Matthias Matze Erbe hat Superkräfte, die sich viele Münchner beim Spaziergang an der Isar derzeit wünschen würden. Während die Mückenstiche alle jucken, können sie Erbe offenbar nichts anhaben. © Götzfried
München – Den heißesten Tag des Jahres, den vergangenen Samstag, hat Matze Erbe am Langwieder See in München verbracht. Eine Szene auf der Liegewiese ist ihm im Gedächtnis geblieben. „Urplötzlich haben alle Leute ihr Zeug eingepackt und sind gegangen“, erzählt der 39-Jährige. „Ich dachte, alle flüchten, weil ein Gewitter aufzieht.“ Blitz und Donner waren da noch nicht in Sicht, aber eine andere Plage. „Um 19 Uhr geht es mit den Mücken so richtig los“, warnte ein anderer Badegast und nebelte sich in eine Autan-Wolke ein. Aber Matze Erbe blieb liegen, ohne Prophylaxe.
Denn hier liegt quasi Erdes Superkraft. „Die Mücke kommt, sticht, saugt das Blut ab und fliegt weg“, erklärt er. „Und ich fühle gar nichts. Es entsteht keine Schwellung, keine Rötung, nichts.“ Selbst die Einstichstelle ist sofort verschwunden. Die sonderbare Immunität hat Erbe, seit er denken kann. Für seine fünf Kinder, sieben bis 18 Jahre sind sie alt, ist sie eine Attraktion. „Für Kinder ist es interessant zu sehen, wie die Mücke selbst rot wird, wenn sie sich mit Blut vollsaugt“, erklärt Erbe, der die Tiere nie von sich scheucht und einfach gewähren lässt.
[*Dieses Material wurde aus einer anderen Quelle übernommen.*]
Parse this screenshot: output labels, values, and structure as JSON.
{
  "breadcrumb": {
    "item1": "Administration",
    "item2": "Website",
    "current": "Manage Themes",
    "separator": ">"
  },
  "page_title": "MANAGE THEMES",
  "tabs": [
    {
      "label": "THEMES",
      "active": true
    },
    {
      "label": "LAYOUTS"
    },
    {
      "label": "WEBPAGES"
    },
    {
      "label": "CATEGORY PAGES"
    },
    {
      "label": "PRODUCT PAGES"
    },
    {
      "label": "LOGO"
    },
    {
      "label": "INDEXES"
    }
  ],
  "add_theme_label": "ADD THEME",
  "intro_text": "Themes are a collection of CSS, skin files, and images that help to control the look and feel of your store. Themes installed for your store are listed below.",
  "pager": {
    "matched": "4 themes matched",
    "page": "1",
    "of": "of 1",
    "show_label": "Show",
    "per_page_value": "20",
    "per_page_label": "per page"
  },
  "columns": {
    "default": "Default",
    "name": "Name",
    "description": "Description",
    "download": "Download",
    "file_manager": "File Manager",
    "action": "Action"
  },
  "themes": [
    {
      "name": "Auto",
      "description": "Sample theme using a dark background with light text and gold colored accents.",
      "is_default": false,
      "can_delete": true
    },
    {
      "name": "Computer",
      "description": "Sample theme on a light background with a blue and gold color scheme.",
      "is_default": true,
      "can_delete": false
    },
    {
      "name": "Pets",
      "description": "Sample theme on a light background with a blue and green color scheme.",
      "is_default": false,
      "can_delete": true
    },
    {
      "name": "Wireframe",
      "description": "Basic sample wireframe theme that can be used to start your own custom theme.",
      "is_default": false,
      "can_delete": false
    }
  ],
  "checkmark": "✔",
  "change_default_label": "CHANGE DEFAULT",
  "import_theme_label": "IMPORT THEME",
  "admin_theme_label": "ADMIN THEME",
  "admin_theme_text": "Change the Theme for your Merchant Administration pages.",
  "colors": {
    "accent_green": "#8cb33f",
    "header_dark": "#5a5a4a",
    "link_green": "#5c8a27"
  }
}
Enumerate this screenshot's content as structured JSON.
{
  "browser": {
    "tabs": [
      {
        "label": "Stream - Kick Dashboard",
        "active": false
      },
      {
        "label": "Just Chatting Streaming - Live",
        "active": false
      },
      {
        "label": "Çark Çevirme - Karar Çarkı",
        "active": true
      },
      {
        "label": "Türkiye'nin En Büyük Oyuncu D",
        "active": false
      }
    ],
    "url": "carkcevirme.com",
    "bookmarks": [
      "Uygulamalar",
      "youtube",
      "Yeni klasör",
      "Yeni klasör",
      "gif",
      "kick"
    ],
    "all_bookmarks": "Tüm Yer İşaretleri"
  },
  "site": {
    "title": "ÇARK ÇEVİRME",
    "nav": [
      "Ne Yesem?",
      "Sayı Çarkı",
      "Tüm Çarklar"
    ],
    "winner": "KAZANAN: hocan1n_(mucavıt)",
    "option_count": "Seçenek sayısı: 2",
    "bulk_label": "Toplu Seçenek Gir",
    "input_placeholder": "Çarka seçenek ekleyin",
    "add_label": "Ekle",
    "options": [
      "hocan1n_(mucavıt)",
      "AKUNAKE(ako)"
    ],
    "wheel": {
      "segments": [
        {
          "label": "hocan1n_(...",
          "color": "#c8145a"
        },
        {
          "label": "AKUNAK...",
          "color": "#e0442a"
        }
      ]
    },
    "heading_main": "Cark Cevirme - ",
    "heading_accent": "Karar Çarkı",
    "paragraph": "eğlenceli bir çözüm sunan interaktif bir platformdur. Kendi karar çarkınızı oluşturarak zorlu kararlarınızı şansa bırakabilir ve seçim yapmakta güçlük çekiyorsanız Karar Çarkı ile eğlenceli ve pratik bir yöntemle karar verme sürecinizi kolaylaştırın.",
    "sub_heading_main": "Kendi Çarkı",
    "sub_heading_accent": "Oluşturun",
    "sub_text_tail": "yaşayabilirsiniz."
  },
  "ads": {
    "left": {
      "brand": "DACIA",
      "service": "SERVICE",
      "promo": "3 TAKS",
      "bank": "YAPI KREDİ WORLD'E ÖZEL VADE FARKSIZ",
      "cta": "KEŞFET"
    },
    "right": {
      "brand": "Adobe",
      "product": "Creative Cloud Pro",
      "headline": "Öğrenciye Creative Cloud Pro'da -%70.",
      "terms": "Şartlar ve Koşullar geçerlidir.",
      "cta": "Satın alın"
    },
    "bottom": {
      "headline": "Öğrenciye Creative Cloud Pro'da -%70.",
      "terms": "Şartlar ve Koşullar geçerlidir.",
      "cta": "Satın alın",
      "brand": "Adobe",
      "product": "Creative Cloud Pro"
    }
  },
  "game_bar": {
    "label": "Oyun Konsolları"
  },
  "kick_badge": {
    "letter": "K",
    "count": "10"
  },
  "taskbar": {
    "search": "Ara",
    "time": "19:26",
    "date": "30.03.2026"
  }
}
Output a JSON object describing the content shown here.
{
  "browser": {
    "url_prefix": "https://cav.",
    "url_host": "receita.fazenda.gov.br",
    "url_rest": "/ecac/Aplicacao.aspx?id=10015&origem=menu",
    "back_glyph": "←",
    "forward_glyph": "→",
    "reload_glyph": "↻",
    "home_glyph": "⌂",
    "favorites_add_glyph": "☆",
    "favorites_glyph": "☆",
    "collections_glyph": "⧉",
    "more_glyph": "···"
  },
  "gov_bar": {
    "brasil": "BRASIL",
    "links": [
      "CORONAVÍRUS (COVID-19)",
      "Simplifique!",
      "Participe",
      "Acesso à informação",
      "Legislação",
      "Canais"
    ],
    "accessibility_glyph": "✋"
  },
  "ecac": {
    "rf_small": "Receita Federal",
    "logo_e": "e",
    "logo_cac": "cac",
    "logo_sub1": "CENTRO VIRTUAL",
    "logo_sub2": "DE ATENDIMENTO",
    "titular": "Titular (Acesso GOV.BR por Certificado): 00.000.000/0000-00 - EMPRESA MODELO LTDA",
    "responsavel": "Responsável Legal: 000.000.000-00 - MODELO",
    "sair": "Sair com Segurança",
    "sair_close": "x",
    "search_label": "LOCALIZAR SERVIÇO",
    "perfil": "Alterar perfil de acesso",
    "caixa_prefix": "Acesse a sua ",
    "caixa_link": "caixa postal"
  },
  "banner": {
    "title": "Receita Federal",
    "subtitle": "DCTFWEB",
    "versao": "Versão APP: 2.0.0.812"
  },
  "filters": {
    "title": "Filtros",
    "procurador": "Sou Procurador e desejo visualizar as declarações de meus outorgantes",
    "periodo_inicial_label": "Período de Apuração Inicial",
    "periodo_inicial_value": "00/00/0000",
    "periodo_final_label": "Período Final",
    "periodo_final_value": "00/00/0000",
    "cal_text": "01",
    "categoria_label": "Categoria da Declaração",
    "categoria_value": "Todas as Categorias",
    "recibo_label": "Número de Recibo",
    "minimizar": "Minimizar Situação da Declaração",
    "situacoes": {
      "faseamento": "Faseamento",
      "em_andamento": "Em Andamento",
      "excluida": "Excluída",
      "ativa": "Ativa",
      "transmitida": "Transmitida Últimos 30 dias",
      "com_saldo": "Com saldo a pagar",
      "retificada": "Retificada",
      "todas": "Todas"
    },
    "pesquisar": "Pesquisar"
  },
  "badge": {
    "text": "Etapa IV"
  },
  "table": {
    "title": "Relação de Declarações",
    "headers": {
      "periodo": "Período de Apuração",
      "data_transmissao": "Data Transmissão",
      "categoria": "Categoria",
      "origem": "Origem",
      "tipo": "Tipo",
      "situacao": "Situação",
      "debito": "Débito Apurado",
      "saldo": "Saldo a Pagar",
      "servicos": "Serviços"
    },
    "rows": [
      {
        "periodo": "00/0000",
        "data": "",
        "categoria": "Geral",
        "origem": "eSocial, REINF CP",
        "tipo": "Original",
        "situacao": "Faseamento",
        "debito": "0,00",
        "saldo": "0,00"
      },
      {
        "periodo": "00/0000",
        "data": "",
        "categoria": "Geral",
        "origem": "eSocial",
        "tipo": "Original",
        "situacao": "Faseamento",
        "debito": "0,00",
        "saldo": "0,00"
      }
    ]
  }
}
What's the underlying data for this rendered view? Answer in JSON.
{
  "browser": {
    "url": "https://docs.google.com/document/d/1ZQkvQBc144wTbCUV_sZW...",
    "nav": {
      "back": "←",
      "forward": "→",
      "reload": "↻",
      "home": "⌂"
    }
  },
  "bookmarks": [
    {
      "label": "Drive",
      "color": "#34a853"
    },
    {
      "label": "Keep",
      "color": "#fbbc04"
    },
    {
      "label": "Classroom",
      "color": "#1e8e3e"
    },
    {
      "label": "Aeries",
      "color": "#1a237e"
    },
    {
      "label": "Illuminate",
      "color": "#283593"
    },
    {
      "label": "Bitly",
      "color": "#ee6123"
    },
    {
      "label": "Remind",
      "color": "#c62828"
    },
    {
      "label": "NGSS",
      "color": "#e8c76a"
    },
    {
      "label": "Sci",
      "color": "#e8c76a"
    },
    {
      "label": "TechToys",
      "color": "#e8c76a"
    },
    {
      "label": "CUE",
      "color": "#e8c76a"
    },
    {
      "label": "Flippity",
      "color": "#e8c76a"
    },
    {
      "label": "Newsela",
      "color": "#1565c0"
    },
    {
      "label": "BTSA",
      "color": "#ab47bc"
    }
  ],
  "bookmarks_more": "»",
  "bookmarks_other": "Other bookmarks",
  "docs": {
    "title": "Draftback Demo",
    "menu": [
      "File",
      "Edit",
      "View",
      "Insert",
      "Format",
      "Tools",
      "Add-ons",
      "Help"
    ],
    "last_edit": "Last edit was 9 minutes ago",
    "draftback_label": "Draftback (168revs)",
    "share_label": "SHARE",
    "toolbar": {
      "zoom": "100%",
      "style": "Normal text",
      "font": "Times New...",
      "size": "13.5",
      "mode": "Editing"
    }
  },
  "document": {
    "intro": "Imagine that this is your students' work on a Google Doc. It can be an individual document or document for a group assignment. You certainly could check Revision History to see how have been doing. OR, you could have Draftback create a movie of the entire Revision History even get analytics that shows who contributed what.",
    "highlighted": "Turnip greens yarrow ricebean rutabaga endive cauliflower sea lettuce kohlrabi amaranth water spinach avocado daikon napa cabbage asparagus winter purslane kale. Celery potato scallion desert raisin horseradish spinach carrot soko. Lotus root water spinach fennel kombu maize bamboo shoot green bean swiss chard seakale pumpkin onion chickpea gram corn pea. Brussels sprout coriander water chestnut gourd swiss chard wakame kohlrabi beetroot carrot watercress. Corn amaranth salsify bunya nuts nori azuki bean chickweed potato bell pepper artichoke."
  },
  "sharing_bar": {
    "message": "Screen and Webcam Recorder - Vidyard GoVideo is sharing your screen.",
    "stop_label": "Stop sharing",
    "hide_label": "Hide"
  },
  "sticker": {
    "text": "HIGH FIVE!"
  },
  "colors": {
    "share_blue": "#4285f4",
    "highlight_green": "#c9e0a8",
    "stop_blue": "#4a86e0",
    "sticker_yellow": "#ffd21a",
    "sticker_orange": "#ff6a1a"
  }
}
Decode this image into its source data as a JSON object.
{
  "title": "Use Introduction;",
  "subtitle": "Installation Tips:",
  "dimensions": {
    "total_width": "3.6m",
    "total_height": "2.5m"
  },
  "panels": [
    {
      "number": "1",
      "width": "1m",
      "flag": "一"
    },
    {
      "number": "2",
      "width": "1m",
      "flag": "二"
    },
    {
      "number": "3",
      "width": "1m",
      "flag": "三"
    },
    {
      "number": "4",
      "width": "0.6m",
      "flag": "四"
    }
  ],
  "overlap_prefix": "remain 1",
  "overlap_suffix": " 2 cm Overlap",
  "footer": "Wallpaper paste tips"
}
Wie ist das möglich? Zu einer Ferndiagnose will sich der Münchner Dermatologe Christoph Liebich nicht hinreißen lassen. „Das müsste man sich individuell anschauen. Aber prinzipiell lässt sich sagen, dass Schmerzempfinden typabhängig ist.“ Wie sehr uns das Jucken – eine Art von Schmerz – kümmert, sei zudem Kopfsache. „In Ruhephasen, etwa wenn wir uns abends zum Einschlafen ins Bett legen, beginnt so ein Stich plötzlich zu jucken. Die Schwelle der Wahrnehmung ist dann im Vergleich zur Hektik tagsüber stark gesunken.“
Die Psyche lässt sich trainieren. Autogenes Training, ein Mantra – so was kann nerviges Jucken ausblenden. „Wer es nicht ignorieren kann, sollte kühlen oder Hitze einsetzen“, rät Liebich. Zum Beispiel mit den neuartigen Hitzestiften. Sie verfügen über eine kleine Metallfläche, die sich auf Knopfdruck auf über 50 Grad Celsius erwärmt und für mehrere Sekunden auf die Stichstelle gedrückt wird. „Im Speichel der Mücke sind blutverdünnende Eiweiße enthalten, die dafür sorgen, dass das Blut beim Absaugen nicht gerinnt“, sagt Liebich. „Die Hitze zerstört ihre Struktur.“ Danach soll er nicht mehr jucken.
Bloß nicht kratzen, rät auch Dr. Elisabeth Zott-Schuhmachers, Fachärztin für Dermatologie und Ästhetische Medizin in München. Die Bakterien an unseren Fingen können zu Entzündungen führen. Zur Zeit behandelt sie täglich Patienten, vor allem Kinder, deren Stiche sich böse entzündet haben. Oder Menschen, die allergisch auf Mückenspucke reagieren. „Wer das von sich kennt, sollte sich diesen Sommer mit Mückenschutzsprays schützen.“
Immerhin kann man nichts dafür, wenn einen die Mücken „zum Anbeißen“ finden. „Es gibt unterschiedliche Erklärungsansätze dafür“, sagt Zott-Schumachers. „Mücken werden vom Kohlenstoffdioxid angelockt, das wir ausatmen. Die individuelle Zusammensetzungen unseres Schweißes macht uns attraktiver oder weniger attraktiv, gestochen zu werden. Zudem soll die Temperatur unseres Körpers eine Rolle spielen. Zugestochen wird dann oft da, wo die Haut am dünnsten ist.“ Etwa an Hand- oder Fußgelenken.
Der Münchner Matze Erbe leidet mit. „Ich habe für meine Kinder leider nirgendwo mehr Mückenschutzsprays bekommen, überall ausverkauft“, erzählt er. Seine Superkraft hat er ihnen also nicht vererbt. „Ich glaube auch nicht, dass es ein Super-Gen ist, sondern dass ich ein außergewöhnliches Immunsystem habe.“ Untersucht worden ist es noch nicht. „Zu Forschungszwecken wäre ich dazu aber schon bereit“, sagt er und lacht.